Selon le Gulf Center for Human Rights, les femmes défenseures des droits humains dans la région pourraient voir des hypertrucages être exploités pour alimenter des campagnes de diffamation et de diabolisation, et encourager des attaques systématiques de stigmatisation, les exposant à un risque accru pour leur militantisme.
Où se trouve le combat
Les plateformes de médias sociaux ont créé de nouvelles voies pour les femmes à repousser, et ces dernières années ont vu de nombreuses campagnes dans la région qui visent à sensibiliser.
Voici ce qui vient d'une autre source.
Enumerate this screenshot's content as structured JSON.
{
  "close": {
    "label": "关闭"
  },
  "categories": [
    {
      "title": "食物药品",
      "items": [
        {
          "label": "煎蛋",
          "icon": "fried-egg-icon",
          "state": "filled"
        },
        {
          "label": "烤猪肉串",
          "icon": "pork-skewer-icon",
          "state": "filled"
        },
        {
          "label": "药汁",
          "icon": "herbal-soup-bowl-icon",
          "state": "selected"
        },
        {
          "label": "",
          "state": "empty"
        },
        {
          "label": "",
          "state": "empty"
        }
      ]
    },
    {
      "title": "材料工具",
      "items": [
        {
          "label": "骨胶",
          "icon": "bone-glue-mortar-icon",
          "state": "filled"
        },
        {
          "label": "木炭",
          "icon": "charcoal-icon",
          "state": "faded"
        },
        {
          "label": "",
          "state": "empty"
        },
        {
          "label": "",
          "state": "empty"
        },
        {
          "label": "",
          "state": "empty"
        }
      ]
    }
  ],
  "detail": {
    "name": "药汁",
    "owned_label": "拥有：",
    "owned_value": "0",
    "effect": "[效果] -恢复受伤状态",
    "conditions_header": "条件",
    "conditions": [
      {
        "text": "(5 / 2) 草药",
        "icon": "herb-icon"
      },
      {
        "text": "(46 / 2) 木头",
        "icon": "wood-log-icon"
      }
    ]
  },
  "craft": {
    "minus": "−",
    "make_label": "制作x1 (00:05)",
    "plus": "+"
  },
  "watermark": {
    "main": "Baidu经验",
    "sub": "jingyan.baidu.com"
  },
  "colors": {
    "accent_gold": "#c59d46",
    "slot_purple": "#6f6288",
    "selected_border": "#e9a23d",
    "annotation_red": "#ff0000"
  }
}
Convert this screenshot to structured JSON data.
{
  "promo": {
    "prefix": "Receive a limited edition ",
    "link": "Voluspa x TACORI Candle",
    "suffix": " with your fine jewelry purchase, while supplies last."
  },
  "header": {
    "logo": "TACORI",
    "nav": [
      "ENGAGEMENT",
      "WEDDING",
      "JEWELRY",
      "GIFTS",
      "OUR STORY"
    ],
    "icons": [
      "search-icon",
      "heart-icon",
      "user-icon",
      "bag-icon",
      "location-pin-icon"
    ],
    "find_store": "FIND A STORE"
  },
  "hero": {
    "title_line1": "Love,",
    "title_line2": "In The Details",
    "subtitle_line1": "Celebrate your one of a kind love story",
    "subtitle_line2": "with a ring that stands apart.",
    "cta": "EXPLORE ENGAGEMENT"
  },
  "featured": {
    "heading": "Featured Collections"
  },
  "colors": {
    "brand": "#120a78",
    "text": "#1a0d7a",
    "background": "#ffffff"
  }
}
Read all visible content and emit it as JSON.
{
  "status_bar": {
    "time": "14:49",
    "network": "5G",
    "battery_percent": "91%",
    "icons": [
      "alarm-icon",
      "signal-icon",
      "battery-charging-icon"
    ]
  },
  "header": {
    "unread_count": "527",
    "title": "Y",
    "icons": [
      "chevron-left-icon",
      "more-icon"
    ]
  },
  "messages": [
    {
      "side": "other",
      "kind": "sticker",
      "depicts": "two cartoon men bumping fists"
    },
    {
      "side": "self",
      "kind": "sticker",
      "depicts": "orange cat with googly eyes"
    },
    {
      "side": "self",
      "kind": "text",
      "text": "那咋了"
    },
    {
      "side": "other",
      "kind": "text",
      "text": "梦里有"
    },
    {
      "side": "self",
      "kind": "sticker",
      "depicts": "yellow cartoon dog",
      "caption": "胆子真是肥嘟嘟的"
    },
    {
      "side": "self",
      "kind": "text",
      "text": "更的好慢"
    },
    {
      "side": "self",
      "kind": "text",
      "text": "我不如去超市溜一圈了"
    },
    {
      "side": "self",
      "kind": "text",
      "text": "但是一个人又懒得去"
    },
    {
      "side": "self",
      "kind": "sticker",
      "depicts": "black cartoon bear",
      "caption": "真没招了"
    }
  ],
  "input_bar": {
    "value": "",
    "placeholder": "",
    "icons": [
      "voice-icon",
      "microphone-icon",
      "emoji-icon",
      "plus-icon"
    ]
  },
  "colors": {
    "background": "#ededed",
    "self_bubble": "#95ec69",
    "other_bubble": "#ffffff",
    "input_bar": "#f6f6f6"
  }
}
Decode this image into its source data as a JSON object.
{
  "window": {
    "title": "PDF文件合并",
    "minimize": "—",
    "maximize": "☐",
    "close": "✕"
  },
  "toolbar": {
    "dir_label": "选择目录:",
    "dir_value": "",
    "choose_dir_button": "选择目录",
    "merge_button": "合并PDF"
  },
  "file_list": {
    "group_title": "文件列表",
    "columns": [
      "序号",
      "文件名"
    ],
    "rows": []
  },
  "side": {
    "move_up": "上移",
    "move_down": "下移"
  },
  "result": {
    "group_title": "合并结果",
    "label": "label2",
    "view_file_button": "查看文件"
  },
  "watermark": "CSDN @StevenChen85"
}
Les hashtags anti-harcèlement comme #NotYourHabibti en Palestine, #EnaZeda (moi aussi) en Tunisie, #MeshAyb (pas de honte) au Liban et les régionaux #AnaKaman (#MoiAussi) et #Ismaani (#EcouteMoiAussi) ont proliféré. Alors que certains rejettent les campagnes d’hashtag comme inefficaces, elles aident à créer un espace crucial pour une conversation collective sans précédent et encouragent un nombre croissant de femmes à partager leurs expériences et à renforcer la solidarité communautaire.
Dans la bataille acharnée pour la liberté d’expression en ligne dans la région, les femmes, en particulier celles qui se trouvent en premières lignes de l’activisme, devront sans aucun doute se doter des outils et du savoir-faire pour identifier les menaces et se protéger ainsi que leurs paires pour atténuer les risques. Heureusement, des organisations de la région comme SMEX et 7amleh ont aidé à la cause, avec leur travail produisant des ressources indispensables pour la communauté.
Note de l’éditeur: La citation du Dr Intidhar Jassim incluse à l’origine n’était pas la bonne citation; elle a été corrigée ci-dessus.